Robertson v. Robertson
Decision Date | 14 December 1908 |
Docket Number | 13,554 |
Court | Mississippi Supreme Court |
Parties | ELIZABETH ROBERTSON ET AL. v. JOHN G. ROBERTSON ET AL |
FROM the chancery court of Holmes county, HON. JAMES F. MCCOOL Chancellor.
Mrs Robertson, and others, appellants, were complainants in the court below; John G. Robertson and others, appellees, were defendants there. From a decree in defendant's favor complainants appealed to the supreme court.
William A. Robertson and Elizabeth Pool were married in 1865. They lived together for many years, and acquired property consisting principally of farm lands. In 1897, they, the husband then being eighty-one and his wife seventy-two years of age, and neither having a child or children, entered into the following written agreement:
Witness our signatures the day and year aforesaid.
Soon after the execution of this agreement, which had been properly recorded, Mr. Robertson died. Mrs. Robertson continued in the use and occupancy of the property for several years, and John G. Robertson, a nephew of her husband, managed her affairs. Afterwards the two nieces of Mrs. Robertson died, and some of their children came from North Carolina to live with her, and shortly after their arrival this suit was filed by Mrs. Robertson and her nieces' children against John G. Robertson and his children to cancel the agreement entered into between Mr. and Mrs. Robertson. The bill alleged that Mrs. Robertson believed she was executing a will which could be revoked by her at pleasure, and that, being an illiterate woman, she was ignorant of the effect of the agreement. The object of the bill was to revoke the agreement and cancel the title of John G. Robertson's children to a one-halif interest in the property so that the entire estate would, by operation of law, become vested in Mrs. Robertson, the widow of William A. Robertson, deceased.
Affirmed.
Tackett & Elmore, for appellants.
The instrument under discussion is a will. In construing an instrument of equivocal character, the purpose is to give the instrument that construction intended by the maker, as shown by the instrument itself and the circumstances surrounding its execution. Adopting this rule, in interpreting the instrument before us, an examination of the circumstances surrounding its execution shows that the parties who executed the instrument intended it as a will.

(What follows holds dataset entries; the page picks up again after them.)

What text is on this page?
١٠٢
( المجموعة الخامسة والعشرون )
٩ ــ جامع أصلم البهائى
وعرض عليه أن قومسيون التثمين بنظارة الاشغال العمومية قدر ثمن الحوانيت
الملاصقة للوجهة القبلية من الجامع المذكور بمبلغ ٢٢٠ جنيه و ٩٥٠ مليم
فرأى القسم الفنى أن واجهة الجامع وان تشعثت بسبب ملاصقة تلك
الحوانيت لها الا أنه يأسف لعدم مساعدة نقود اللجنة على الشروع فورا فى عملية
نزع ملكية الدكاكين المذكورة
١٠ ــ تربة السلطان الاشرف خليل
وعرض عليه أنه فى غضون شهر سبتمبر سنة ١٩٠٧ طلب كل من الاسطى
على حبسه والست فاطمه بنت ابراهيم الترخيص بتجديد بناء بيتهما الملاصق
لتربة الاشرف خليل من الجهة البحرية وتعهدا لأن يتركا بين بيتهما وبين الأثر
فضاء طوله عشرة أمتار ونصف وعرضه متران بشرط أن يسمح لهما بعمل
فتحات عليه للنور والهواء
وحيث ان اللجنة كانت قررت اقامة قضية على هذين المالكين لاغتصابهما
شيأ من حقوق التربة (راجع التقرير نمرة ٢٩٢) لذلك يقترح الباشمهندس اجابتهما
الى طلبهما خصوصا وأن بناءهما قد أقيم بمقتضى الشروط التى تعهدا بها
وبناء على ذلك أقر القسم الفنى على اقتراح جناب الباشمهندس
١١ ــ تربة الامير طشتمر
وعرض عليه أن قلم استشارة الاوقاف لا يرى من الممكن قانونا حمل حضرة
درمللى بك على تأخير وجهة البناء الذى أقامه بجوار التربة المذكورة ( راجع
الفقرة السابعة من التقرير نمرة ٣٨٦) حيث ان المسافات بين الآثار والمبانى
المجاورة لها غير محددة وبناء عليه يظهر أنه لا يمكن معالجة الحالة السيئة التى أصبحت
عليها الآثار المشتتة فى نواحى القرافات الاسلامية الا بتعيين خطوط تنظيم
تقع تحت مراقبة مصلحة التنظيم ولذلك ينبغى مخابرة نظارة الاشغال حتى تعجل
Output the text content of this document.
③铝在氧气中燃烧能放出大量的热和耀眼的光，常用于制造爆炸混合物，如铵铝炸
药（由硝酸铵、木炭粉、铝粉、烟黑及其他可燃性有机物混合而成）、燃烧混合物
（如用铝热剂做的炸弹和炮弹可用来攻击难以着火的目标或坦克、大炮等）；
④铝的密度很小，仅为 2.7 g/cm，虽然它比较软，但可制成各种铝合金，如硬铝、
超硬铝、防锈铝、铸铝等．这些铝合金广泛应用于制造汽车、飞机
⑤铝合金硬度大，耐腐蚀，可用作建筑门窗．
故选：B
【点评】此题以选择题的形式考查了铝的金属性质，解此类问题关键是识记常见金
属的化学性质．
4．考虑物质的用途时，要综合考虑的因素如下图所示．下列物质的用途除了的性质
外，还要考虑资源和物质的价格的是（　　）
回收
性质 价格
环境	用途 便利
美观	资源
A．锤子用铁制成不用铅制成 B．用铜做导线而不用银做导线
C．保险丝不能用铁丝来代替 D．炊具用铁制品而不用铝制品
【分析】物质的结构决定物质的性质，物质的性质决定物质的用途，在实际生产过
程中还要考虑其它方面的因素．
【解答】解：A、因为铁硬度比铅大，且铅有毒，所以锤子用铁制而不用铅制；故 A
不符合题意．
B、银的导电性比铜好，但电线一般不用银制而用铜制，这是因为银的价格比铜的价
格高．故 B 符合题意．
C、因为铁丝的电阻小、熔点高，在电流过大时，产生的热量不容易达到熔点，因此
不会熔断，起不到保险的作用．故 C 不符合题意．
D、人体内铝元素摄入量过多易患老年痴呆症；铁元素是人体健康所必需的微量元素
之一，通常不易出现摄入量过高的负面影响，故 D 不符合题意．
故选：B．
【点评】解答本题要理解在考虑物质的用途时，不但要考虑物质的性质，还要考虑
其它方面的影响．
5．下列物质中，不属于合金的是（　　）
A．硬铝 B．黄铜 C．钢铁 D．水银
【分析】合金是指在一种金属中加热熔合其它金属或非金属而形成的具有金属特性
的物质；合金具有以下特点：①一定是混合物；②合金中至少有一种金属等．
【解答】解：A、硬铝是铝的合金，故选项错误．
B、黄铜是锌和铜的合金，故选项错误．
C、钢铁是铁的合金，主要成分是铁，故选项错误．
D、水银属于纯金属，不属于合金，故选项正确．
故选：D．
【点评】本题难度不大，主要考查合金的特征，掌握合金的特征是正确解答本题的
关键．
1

In the old case of Green v. Proud, 1 Mod. 117, 3 Keb. 310, the paper had striking characteristics of a deed; but the court said: "Here being directions to make a will and the person sent for with that end in purpose, this is a good will." Speaking of this case, Jarman (1 Bigelow's Ed.), 19, says: "The court seems to have been influenced by the circumstances that the person who prepared it was instructed to make a will."
Searching the instrument itself, for the intention of the parties, there is one feature which might be thought to operate against our contention; and that is, that the instrument was acknowledged and put upon record. But under the circumstances, that feature loses its force, for the reason that it appears that Mr. Robertson evidently believed that a will should be recorded.
In Cunningham v. Davis, 62 Miss. 266, Chief Justice Campbell held an instrument in the form of a deed, which was acknowledged before a justice of the peace and characterized in the writing itself as a "deed of conveyance" to be a will, showing that the acknowledgment amounts to nothing as against the testamentary intention. It would be especially so in this case, where the parties undoubtedly believed that a will should be placed on record.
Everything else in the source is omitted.